[Pitch] - Add `firstIndex` and `lastIndex` to `Collection`

I think Collection should have these to match the API for first and last

extension Collection {
  public var firstIndex: Index? {
    guard !isEmpty else { return nil }
    return startIndex
  }
}
extension BidirectionalCollection {
  public var lastIndex: Index? {
    guard !isEmpty else { return nil }
    return index(before: endIndex)
  }
}

Currently if someone wants to get the index of the first item in a collection, they will reach for startIndex but that will not work if the collection is empty. Or they might write indices.first which is less efficient.

Things are worse with lastIndex as if you need the index of the last element of a collection, there is no equivalent API so you would either have to manually write: someLongName.index(before: someLongName.endIndex) which, again is error-prone if the collection is empty, or write this which is usually not optimal: indices.last.

5 Likes

It seems to me that the startIndex issue you describe is already solved by the isEmpty check:

guard let firstIndex else { ... }
// doesn't seem particularly beneficial over
guard !isEmpty else { ... }

What are some motivating examples for wanting arbitrary access to the last valid index?

i’m inclined to say it’s the responsibility of the library author to make indices appropriately @inlinable so as to prevent an access to it from performing a retain-and-release on the base collection, it really doesn’t seem worth it to give firstIndex and lastIndex spots in the (Bidirectional)Collection witness table.

Why not? Is there a downside?

+1 I am very in favor of this, because We Deserve Nice Things™. I have both of these in my own extensions to the standard library.

These are great for API symmetry. We have firstIndex(of:) and lastIndex(of:); adding .firstIndex and .lastIndex is a natural extension to that.

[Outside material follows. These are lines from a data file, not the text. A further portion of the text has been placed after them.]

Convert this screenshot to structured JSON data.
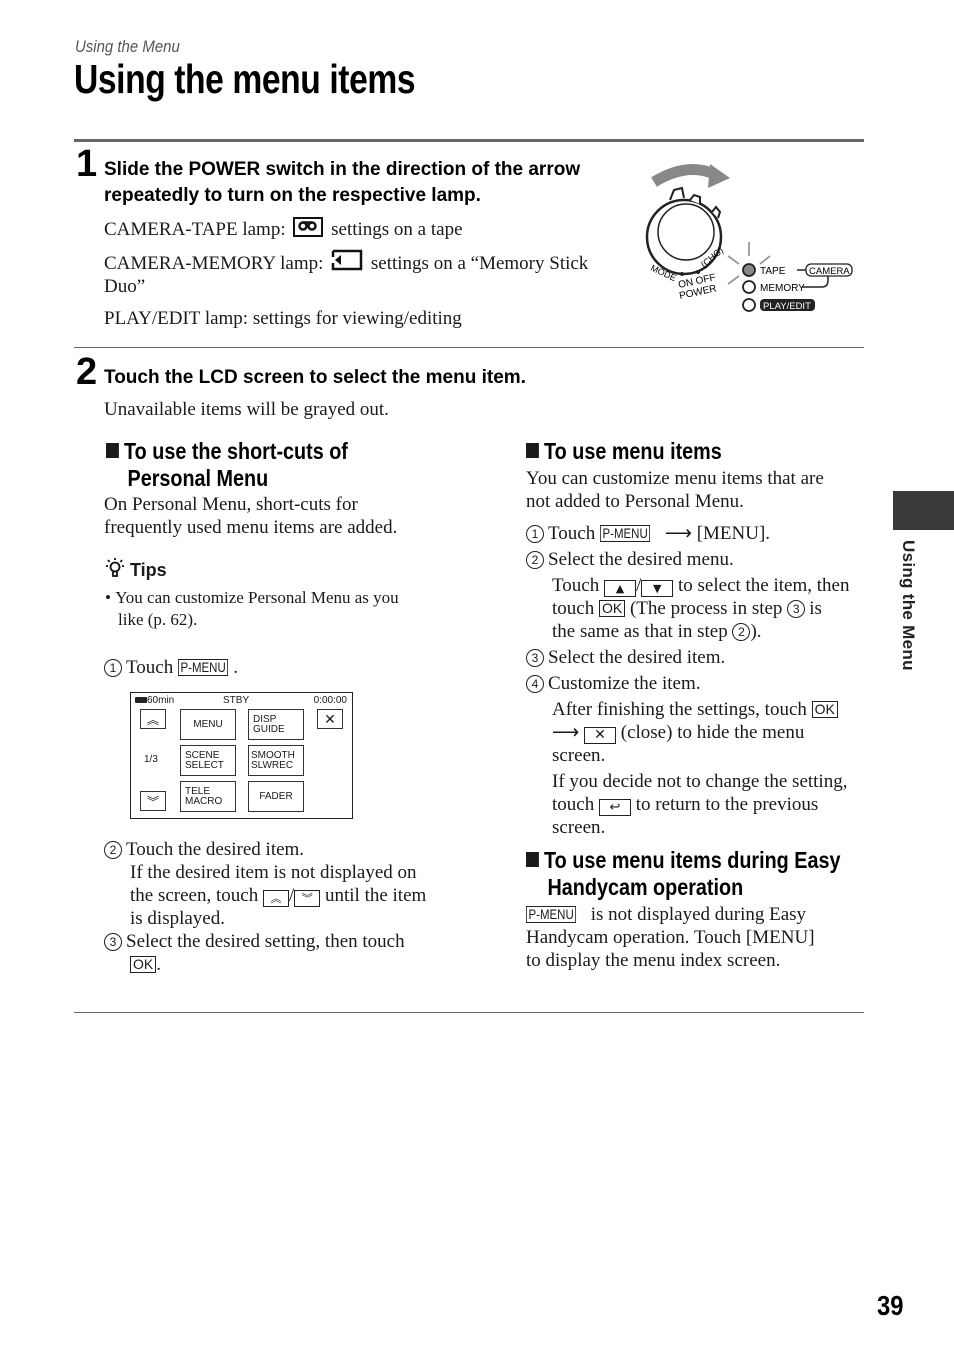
{
  "header": {
    "running_head": "Using the Menu",
    "title": "Using the menu items"
  },
  "step1": {
    "number": "1",
    "heading_line1": "Slide the POWER switch in the direction of the arrow",
    "heading_line2": "repeatedly to turn on the respective lamp.",
    "lines": [
      {
        "label": "CAMERA-TAPE lamp:",
        "icon": "tape-icon",
        "text": "settings on a tape"
      },
      {
        "label": "CAMERA-MEMORY lamp:",
        "icon": "memory-stick-icon",
        "text": "settings on a “Memory Stick",
        "text_cont": "Duo”"
      },
      {
        "label": "PLAY/EDIT lamp: settings for viewing/editing"
      }
    ],
    "diagram": {
      "mode": "MODE",
      "chg": "(CHG)",
      "on_off": "ON OFF",
      "power": "POWER",
      "tape": "TAPE",
      "memory": "MEMORY",
      "play_edit": "PLAY/EDIT",
      "camera": "CAMERA"
    }
  },
  "step2": {
    "number": "2",
    "heading": "Touch the LCD screen to select the menu item.",
    "subtext": "Unavailable items will be grayed out."
  },
  "left_col": {
    "section_title_line1": "To use the short-cuts of",
    "section_title_line2": "Personal Menu",
    "intro_line1": "On Personal Menu, short-cuts for",
    "intro_line2": "frequently used menu items are added.",
    "tips_label": "Tips",
    "tip_line1": "You can customize Personal Menu as you",
    "tip_line2": "like (p. 62).",
    "step1_touch": "Touch",
    "pmenu": "P-MENU",
    "step1_end": ".",
    "lcd": {
      "battery": "60min",
      "status": "STBY",
      "time": "0:00:00",
      "page": "1/3",
      "buttons": [
        {
          "line1": "MENU",
          "line2": ""
        },
        {
          "line1": "DISP",
          "line2": "GUIDE"
        },
        {
          "line1": "SCENE",
          "line2": "SELECT"
        },
        {
          "line1": "SMOOTH",
          "line2": "SLWREC"
        },
        {
          "line1": "TELE",
          "line2": "MACRO"
        },
        {
          "line1": "FADER",
          "line2": ""
        }
      ]
    },
    "step2_text": "Touch the desired item.",
    "step2_detail_line1": "If the desired item is not displayed on",
    "step2_detail_line2a": "the screen, touch",
    "step2_detail_line2b": "until the item",
    "step2_detail_line3": "is displayed.",
    "step3_text": "Select the desired setting, then touch",
    "ok": "OK",
    "step3_end": "."
  },
  "right_col": {
    "section1_title": "To use menu items",
    "section1_intro_line1": "You can customize menu items that are",
    "section1_intro_line2": "not added to Personal Menu.",
    "s1_touch": "Touch",
    "pmenu": "P-MENU",
    "s1_menu": "[MENU].",
    "s2_text": "Select the desired menu.",
    "s2_d1a": "Touch",
    "s2_d1b": "to select the item, then",
    "s2_d2a": "touch",
    "ok": "OK",
    "s2_d2b": "(The process in step",
    "s2_d2c": "is",
    "s2_d3a": "the same as that in step",
    "s2_d3b": ").",
    "s3_text": "Select the desired item.",
    "s4_text": "Customize the item.",
    "s4_d1": "After finishing the settings, touch",
    "s4_d2": "(close) to hide the menu",
    "s4_d3": "screen.",
    "s4_d4": "If you decide not to change the setting,",
    "s4_d5a": "touch",
    "s4_d5b": "to return to the previous",
    "s4_d6": "screen.",
    "section2_title_line1": "To use menu items during Easy",
    "section2_title_line2": "Handycam operation",
    "section2_line1": "is not displayed during Easy",
    "section2_line2": "Handycam operation. Touch [MENU]",
    "section2_line3": "to display the menu index screen."
  },
  "sidebar": {
    "label": "Using the Menu"
  },
  "footer": {
    "page_number": "39"
  }
}
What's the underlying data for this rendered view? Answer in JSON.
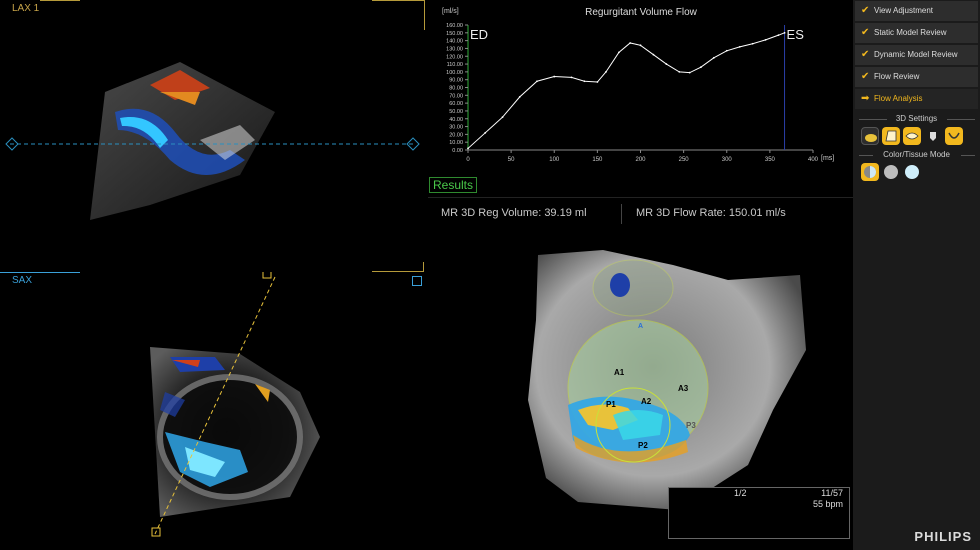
{
  "viewports": {
    "lax": {
      "label": "LAX 1"
    },
    "sax": {
      "label": "SAX"
    }
  },
  "chart": {
    "y_unit": "[ml/s]",
    "x_unit": "[ms]",
    "ed_label": "ED",
    "es_label": "ES"
  },
  "chart_data": {
    "type": "line",
    "title": "Regurgitant Volume Flow",
    "xlabel": "[ms]",
    "ylabel": "[ml/s]",
    "xlim": [
      0,
      400
    ],
    "ylim": [
      0,
      160
    ],
    "x_ticks": [
      0,
      50,
      100,
      150,
      200,
      250,
      300,
      350,
      400
    ],
    "y_ticks": [
      "0.00",
      "10.00",
      "20.00",
      "30.00",
      "40.00",
      "50.00",
      "60.00",
      "70.00",
      "80.00",
      "90.00",
      "100.00",
      "110.00",
      "120.00",
      "130.00",
      "140.00",
      "150.00",
      "160.00"
    ],
    "markers": [
      {
        "label": "ED",
        "x": 0
      },
      {
        "label": "ES",
        "x": 367
      }
    ],
    "series": [
      {
        "x": [
          0,
          20,
          40,
          60,
          80,
          100,
          120,
          135,
          150,
          160,
          175,
          188,
          200,
          215,
          230,
          245,
          257,
          270,
          285,
          300,
          315,
          330,
          345,
          360,
          367
        ],
        "y": [
          2,
          22,
          42,
          68,
          88,
          94,
          93,
          88,
          87,
          100,
          125,
          137,
          134,
          122,
          110,
          100,
          99,
          106,
          118,
          127,
          132,
          136,
          141,
          147,
          150
        ],
        "color": "#ffffff"
      }
    ],
    "grid": false
  },
  "results": {
    "tab_label": "Results",
    "reg_volume": "MR 3D Reg Volume: 39.19 ml",
    "flow_rate": "MR 3D Flow Rate: 150.01 ml/s"
  },
  "view3d": {
    "labels": [
      "A1",
      "A2",
      "A3",
      "P1",
      "P2",
      "P3",
      "A"
    ],
    "ecg": {
      "page": "1/2",
      "frame": "11/57",
      "bpm": "55 bpm"
    }
  },
  "sidebar": {
    "items": [
      {
        "label": "View Adjustment",
        "icon": "check-icon"
      },
      {
        "label": "Static Model Review",
        "icon": "check-icon"
      },
      {
        "label": "Dynamic Model Review",
        "icon": "check-icon"
      },
      {
        "label": "Flow Review",
        "icon": "check-icon"
      },
      {
        "label": "Flow Analysis",
        "icon": "arrow-right-icon",
        "active": true
      }
    ],
    "settings_title": "3D Settings",
    "color_mode_title": "Color/Tissue Mode"
  },
  "brand": "PHILIPS",
  "colors": {
    "accent": "#f2b81e",
    "results_green": "#4ac84a",
    "lax_label": "#c8a54a",
    "sax_label": "#3aa0d8"
  }
}
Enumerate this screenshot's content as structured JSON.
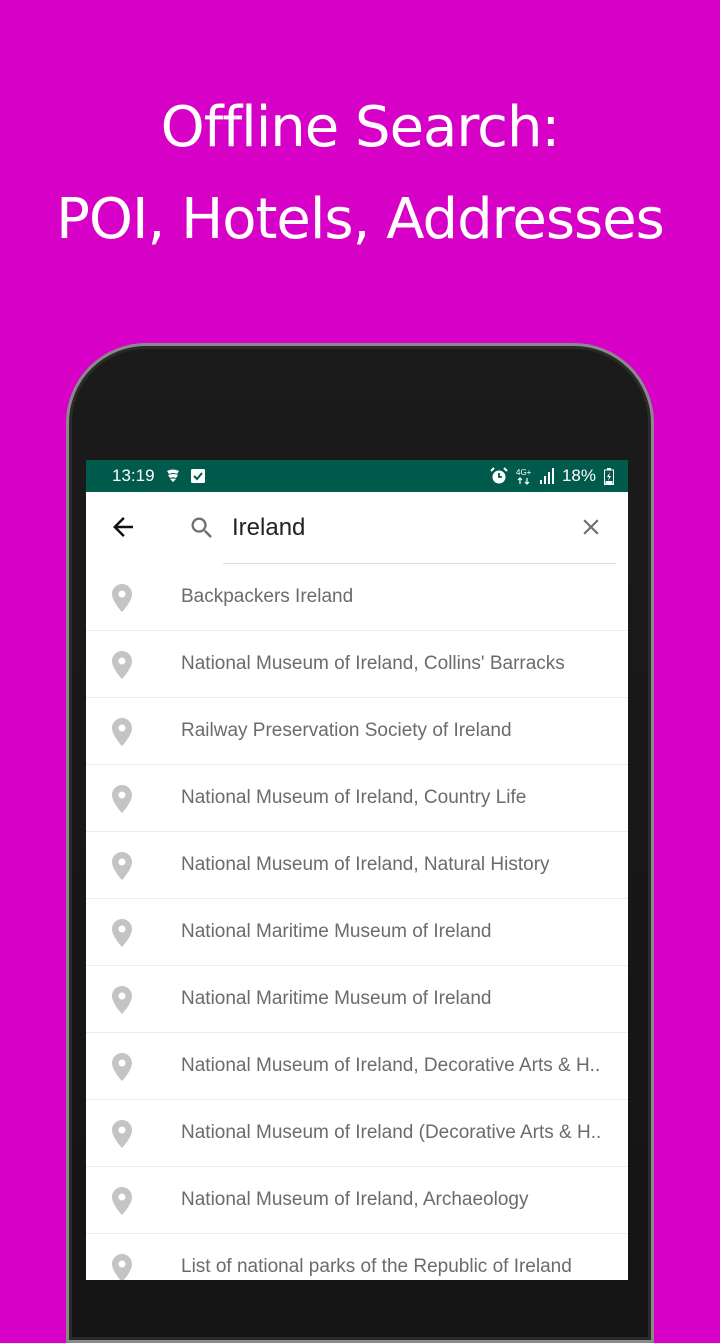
{
  "promo": {
    "headline_line1": "Offline Search:",
    "headline_line2": "POI, Hotels, Addresses",
    "background_color": "#d600c6"
  },
  "status_bar": {
    "time": "13:19",
    "left_icons": [
      "notification-app-icon",
      "checkbox-notification-icon"
    ],
    "right_icons": [
      "alarm-icon",
      "4g-plus-icon",
      "signal-icon"
    ],
    "battery_percent": "18%",
    "battery_icon": "battery-charging-icon",
    "color": "#005b4d"
  },
  "search": {
    "back_icon": "arrow-left-icon",
    "search_icon": "search-icon",
    "query": "Ireland",
    "clear_icon": "close-icon"
  },
  "results": [
    {
      "icon": "map-pin-icon",
      "label": "Backpackers Ireland"
    },
    {
      "icon": "map-pin-icon",
      "label": "National Museum of Ireland, Collins' Barracks"
    },
    {
      "icon": "map-pin-icon",
      "label": "Railway Preservation Society of Ireland"
    },
    {
      "icon": "map-pin-icon",
      "label": "National Museum of Ireland, Country Life"
    },
    {
      "icon": "map-pin-icon",
      "label": "National Museum of Ireland, Natural History"
    },
    {
      "icon": "map-pin-icon",
      "label": "National Maritime Museum of Ireland"
    },
    {
      "icon": "map-pin-icon",
      "label": "National Maritime Museum of Ireland"
    },
    {
      "icon": "map-pin-icon",
      "label": "National Museum of Ireland, Decorative Arts & H.."
    },
    {
      "icon": "map-pin-icon",
      "label": "National Museum of Ireland (Decorative Arts & H.."
    },
    {
      "icon": "map-pin-icon",
      "label": "National Museum of Ireland, Archaeology"
    },
    {
      "icon": "map-pin-icon",
      "label": "List of national parks of the Republic of Ireland"
    }
  ]
}
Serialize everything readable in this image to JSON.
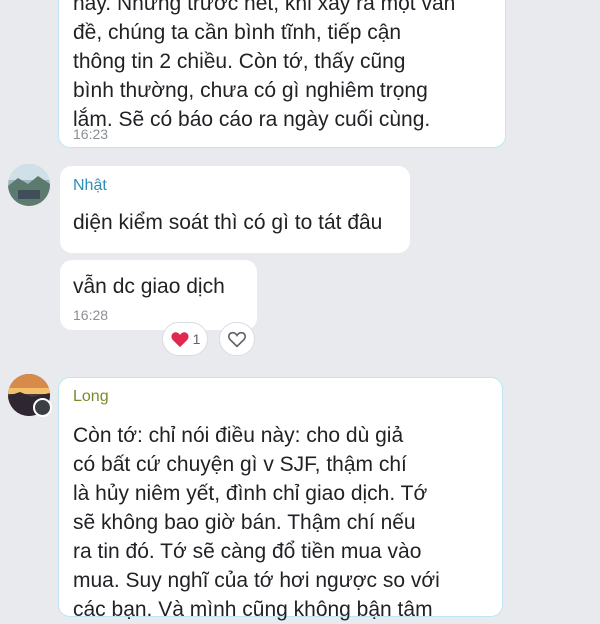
{
  "colors": {
    "background": "#e8eaed",
    "own_bubble_border": "#bfe6f6",
    "sender_nhat": "#2f8fb5",
    "sender_long": "#7a8a2c",
    "heart": "#e0284f"
  },
  "messages": [
    {
      "id": "top",
      "text": "nay. Nhưng trước hết, khi xảy ra một vấn\nđề, chúng ta cần bình tĩnh, tiếp cận\nthông tin 2 chiều. Còn tớ, thấy cũng\nbình thường, chưa có gì nghiêm trọng\nlắm. Sẽ có báo cáo ra ngày cuối cùng.",
      "time": "16:23"
    },
    {
      "id": "nhat1",
      "sender": "Nhật",
      "text": "diện kiểm soát thì có gì to tát đâu"
    },
    {
      "id": "nhat2",
      "text": "vẫn dc giao dịch",
      "time": "16:28",
      "reaction_icon": "heart-icon",
      "reaction_count": "1",
      "react_button_icon": "heart-outline-icon"
    },
    {
      "id": "long1",
      "sender": "Long",
      "text": "Còn tớ: chỉ nói điều này: cho dù giả\ncó bất cứ chuyện gì v SJF, thậm chí\nlà hủy niêm yết, đình chỉ giao dịch. Tớ\nsẽ không bao giờ bán. Thậm chí nếu\nra tin đó. Tớ sẽ càng đổ tiền mua vào\nmua. Suy nghĩ của tớ hơi ngược so với\ncác bạn. Và mình cũng không bận tâm"
    }
  ]
}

We also have .first (but no .last??), and the naming matches with that. It also rounds out the "beginning and end" index retrieval to complement startIndex and endIndex

Yes, this is trivially implementable using indices.first, but it's not obvious that this is how you'd do it. The more common implementation is to conditionally return startIndex. But … wouldn't it be nice if I didn't have to? If I have a subsequence of a collection, wouldn't it be great if I could 1) know if the subsequence is empty and 2) figure out where it starts, all at once? .firstIndex would let me do that.

5 Likes

Ah, but this would make the addition of properties named firstIndex and lastIndex to the standard library a source-breaking change.

1 Like

Source-breaking is okay for Swift 6? I think the direction is correct, Swift 6 is a time to revisit the Sequence and Collection API set in standard library (which SE-0132 tried to do and the decision at that time was to defer it to Swift 5).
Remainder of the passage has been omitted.